QUANDO TUTELARE È INGANNARE

LA VICENDA DEL DECRETO POLETTI SUL LAVORO PONE IN EVIDENZA COME LA DIFESA A OLTRANZA DELL’INTANGIBILITÀ DELLA DISCIPLINA DEL CONTRATTO A TEMPO INDETERMINATO PRODUCA L’EFFETTO DI UN ENORME AUMENTO DEI CONTRATTI A TERMINE

Articolo di Maurizio Ferrera pubblicato sul Corriere della Sera il 24 aprile 2014 – In argomento v. anche il mio editoriale telegrafico del 7 aprile: Lo strano modo di ragionare della vecchia sinistra sul lavoro

Com’era purtroppo prevedibile, il governo ha dovuto porre la fiducia sul decreto lavoro, per evitare un’irreparabile spaccatura all’interno della maggioranza e dello stesso Pd.
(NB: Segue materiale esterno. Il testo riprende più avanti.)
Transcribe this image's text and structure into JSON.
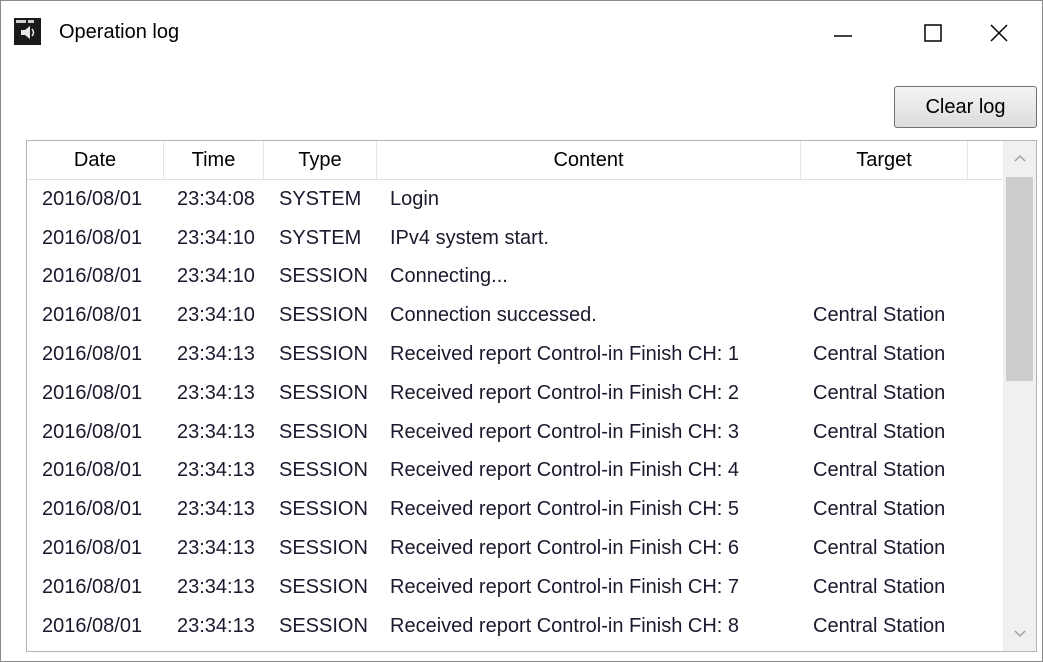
{
  "window": {
    "title": "Operation log",
    "icon": "app-icon",
    "controls": [
      "minimize-icon",
      "maximize-icon",
      "close-icon"
    ]
  },
  "toolbar": {
    "clear_label": "Clear log"
  },
  "columns": [
    "Date",
    "Time",
    "Type",
    "Content",
    "Target"
  ],
  "rows": [
    {
      "date": "2016/08/01",
      "time": "23:34:08",
      "type": "SYSTEM",
      "content": "Login",
      "target": ""
    },
    {
      "date": "2016/08/01",
      "time": "23:34:10",
      "type": "SYSTEM",
      "content": "IPv4 system start.",
      "target": ""
    },
    {
      "date": "2016/08/01",
      "time": "23:34:10",
      "type": "SESSION",
      "content": "Connecting...",
      "target": ""
    },
    {
      "date": "2016/08/01",
      "time": "23:34:10",
      "type": "SESSION",
      "content": "Connection successed.",
      "target": "Central Station"
    },
    {
      "date": "2016/08/01",
      "time": "23:34:13",
      "type": "SESSION",
      "content": "Received report Control-in Finish CH: 1",
      "target": "Central Station"
    },
    {
      "date": "2016/08/01",
      "time": "23:34:13",
      "type": "SESSION",
      "content": "Received report Control-in Finish CH: 2",
      "target": "Central Station"
    },
    {
      "date": "2016/08/01",
      "time": "23:34:13",
      "type": "SESSION",
      "content": "Received report Control-in Finish CH: 3",
      "target": "Central Station"
    },
    {
      "date": "2016/08/01",
      "time": "23:34:13",
      "type": "SESSION",
      "content": "Received report Control-in Finish CH: 4",
      "target": "Central Station"
    },
    {
      "date": "2016/08/01",
      "time": "23:34:13",
      "type": "SESSION",
      "content": "Received report Control-in Finish CH: 5",
      "target": "Central Station"
    },
    {
      "date": "2016/08/01",
      "time": "23:34:13",
      "type": "SESSION",
      "content": "Received report Control-in Finish CH: 6",
      "target": "Central Station"
    },
    {
      "date": "2016/08/01",
      "time": "23:34:13",
      "type": "SESSION",
      "content": "Received report Control-in Finish CH: 7",
      "target": "Central Station"
    },
    {
      "date": "2016/08/01",
      "time": "23:34:13",
      "type": "SESSION",
      "content": "Received report Control-in Finish CH: 8",
      "target": "Central Station"
    }
  ],
  "colors": {
    "text": "#1a1a2e",
    "scrollbar_track": "#f0f0f0",
    "scrollbar_thumb": "#cdcdcd"
  }
}
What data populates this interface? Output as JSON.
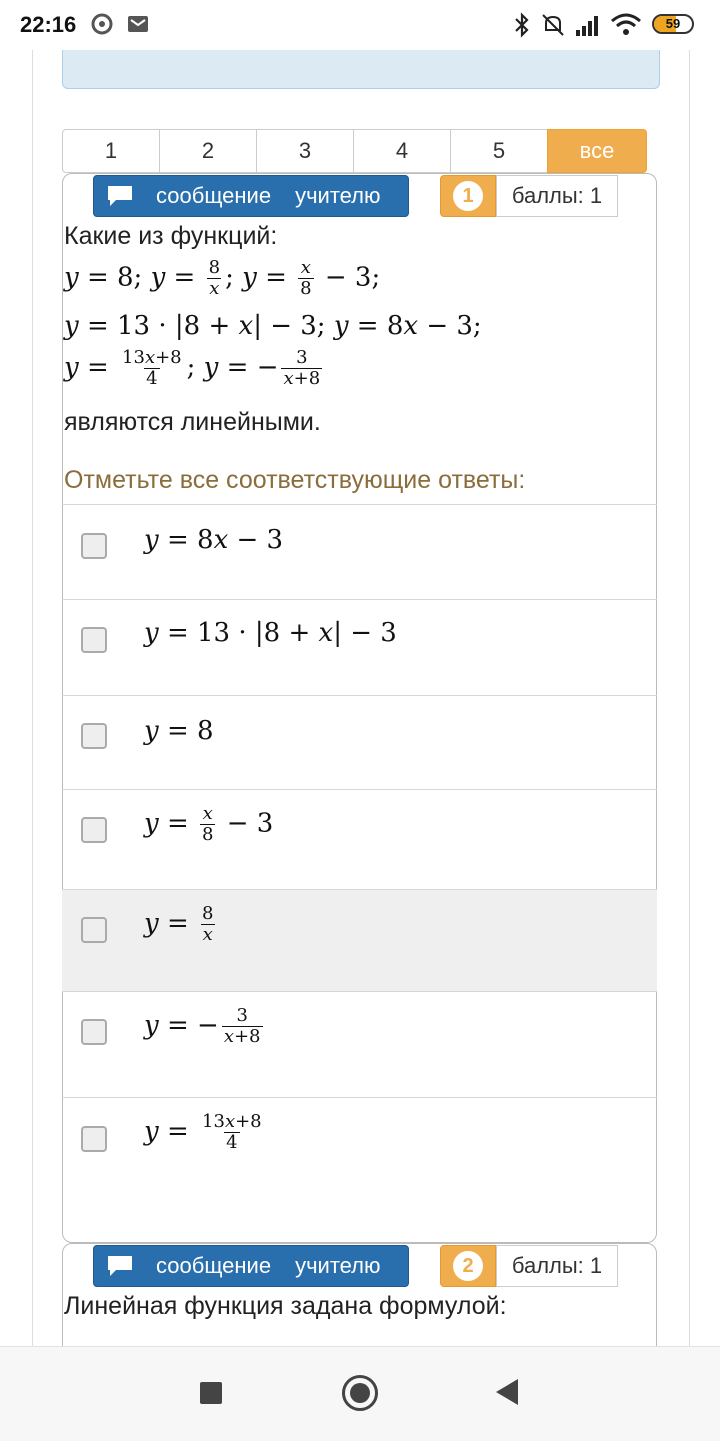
{
  "status": {
    "time": "22:16",
    "battery": "59",
    "battery_level": 0.59
  },
  "pager": {
    "items": [
      "1",
      "2",
      "3",
      "4",
      "5",
      "все"
    ],
    "active_index": 5
  },
  "question1": {
    "message_words": [
      "сообщение",
      "учителю"
    ],
    "number": "1",
    "points": "баллы: 1",
    "title": "Какие из функций:",
    "ending": "являются линейными.",
    "prompt": "Отметьте все соответствующие ответы:"
  },
  "answers": [
    "y = 8x − 3",
    "y = 13 · |8 + x| − 3",
    "y = 8",
    "y = x/8 − 3",
    "y = 8/x",
    "y = −3/(x+8)",
    "y = (13x+8)/4"
  ],
  "question2": {
    "message_words": [
      "сообщение",
      "учителю"
    ],
    "number": "2",
    "points": "баллы: 1",
    "title": "Линейная функция задана формулой:"
  },
  "colors": {
    "accent": "#f0ad4e",
    "button_blue": "#2a6fad",
    "prompt": "#8a6d3b"
  }
}
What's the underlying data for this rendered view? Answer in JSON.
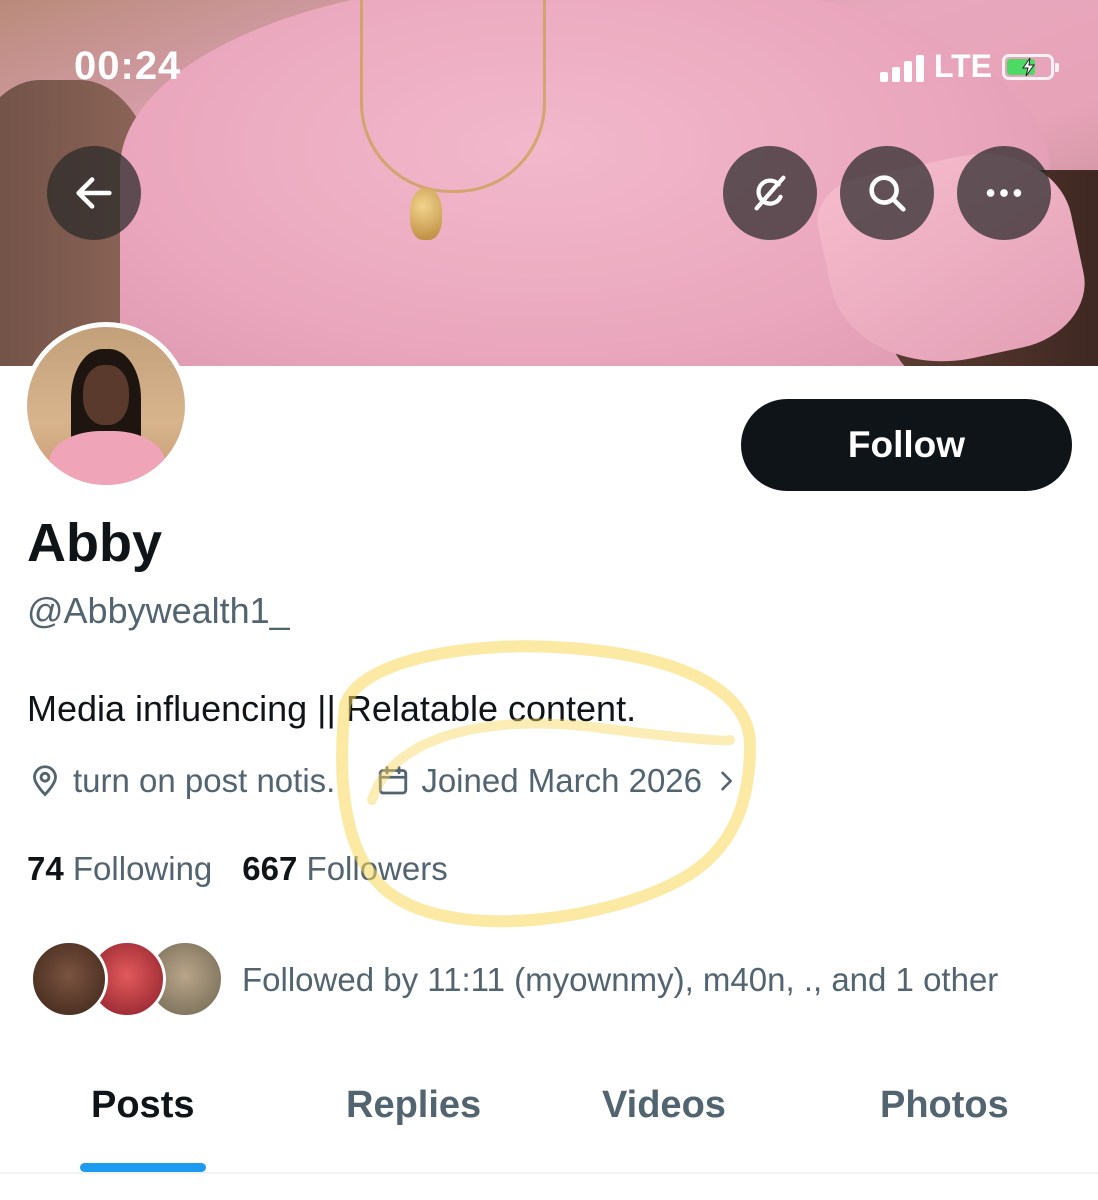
{
  "status_bar": {
    "time": "00:24",
    "network": "LTE",
    "icons": [
      "signal-icon",
      "battery-charging-icon"
    ]
  },
  "header": {
    "buttons": [
      "back-icon",
      "grok-icon",
      "search-icon",
      "more-icon"
    ]
  },
  "profile": {
    "name": "Abby",
    "handle": "@Abbywealth1_",
    "bio": "Media influencing || Relatable content.",
    "location": "turn on post notis.",
    "joined": "Joined March 2026",
    "following_count": "74",
    "following_label": "Following",
    "followers_count": "667",
    "followers_label": "Followers",
    "followed_by": "Followed by 11:11 (myownmy), m40n, ., and 1 other",
    "follow_label": "Follow"
  },
  "tabs": [
    {
      "label": "Posts",
      "active": true
    },
    {
      "label": "Replies",
      "active": false
    },
    {
      "label": "Videos",
      "active": false
    },
    {
      "label": "Photos",
      "active": false
    }
  ],
  "colors": {
    "accent": "#1d9bf0",
    "text_primary": "#0f1419",
    "text_secondary": "#536471",
    "highlight": "#f7d75a"
  }
}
Il testo su cui si vota è peraltro molto peggiore di quello iniziale e l’idea è di modificarlo di nuovo in Senato: assurdità del nostro bicameralismo “perfetto”. Non è chiaro perché Renzi e Poletti abbiano scelto di presentare il decreto alla Camera, dove c’è una Commissione  mal disposta al cambiamento.
L’obiettivo dichiarato della sinistra Pd e della Cgil è difendere a oltranza il contratto di lavoro a tempo indeterminato, così come funziona adesso. Intendiamoci: a nessuno piace la precarietà, anche per l’Unione europea la forma d’impiego prevalente dovrebbe essere quella a tempo indeterminato. Ma l’assenza di limiti temporali va associata a possibilità reali di interrompere il rapporto contrattuale in relazione a esigenze economiche o organizzative dell’impresa. Invece di mettere i lavoratori nel frigorifero della Cassa integrazione, spesso solo fingendo che possano essere riassorbiti, occorre assicurare loro efficienti percorsi di ricollocamento e indennità adeguate durante la transizione da un posto all’altro. È così che funziona negli altri Paesi, mentre noi siamo intrappolati in un circolo vizioso. L’assenza di ammortizzatori sociali universali e di politiche attive per il re-impiego diventa un alibi per mantenere in vita le varie Casse integrazione. Tali forme di tutela, altamente discrezionali, consentono alle imprese di gestire gli esuberi pur in presenza dell’articolo 18. Quest’ultimo resta così la vera e propria «variabile indipendente» del sistema. Il risultato è il dualismo fra garantiti e non garantiti, che sono prevalentemente giovani. In un’economia aperta non ci possono essere regole immutabili, valide a prescindere.
I diritti sociali sono sacrosanti, ma vanno calibrati in base alle trasformazioni strutturali del mercato, in un processo di reciproco bilanciamento. Le nostre regole sul contratto a tempo indeterminato rispecchiano la situazione degli anni Settanta. La vera sfida riformista non è difendere quelle norme, ma adattarle, introducendo nello stesso tempo nuovi diritti (alla formazione, alla conciliazione e così via). È da tempo che si discute di contratto a tempo indeterminato con tutele crescenti. La sua sperimentazione è prevista nella legge delega del governo, il cosiddetto Jobs Act. L’idea di inserirlo già nel decreto è circolata nelle battute finali del negoziato in Commissione, ma è stata scartata. Vale senz’altro la pena di riprovarci al Senato. Dove sarà però necessario alleggerire i vincoli posti dalla Camera, altrimenti è ben difficile che il provvedimento generi significative ricadute occupazionali. Diamo per scontato che i tecnici del governo stiano comunque lavorando alacremente ai contenuti della legge delega. L’economia europea è ripartita, senza una riforma di ampio respiro l’Italia resta ferma.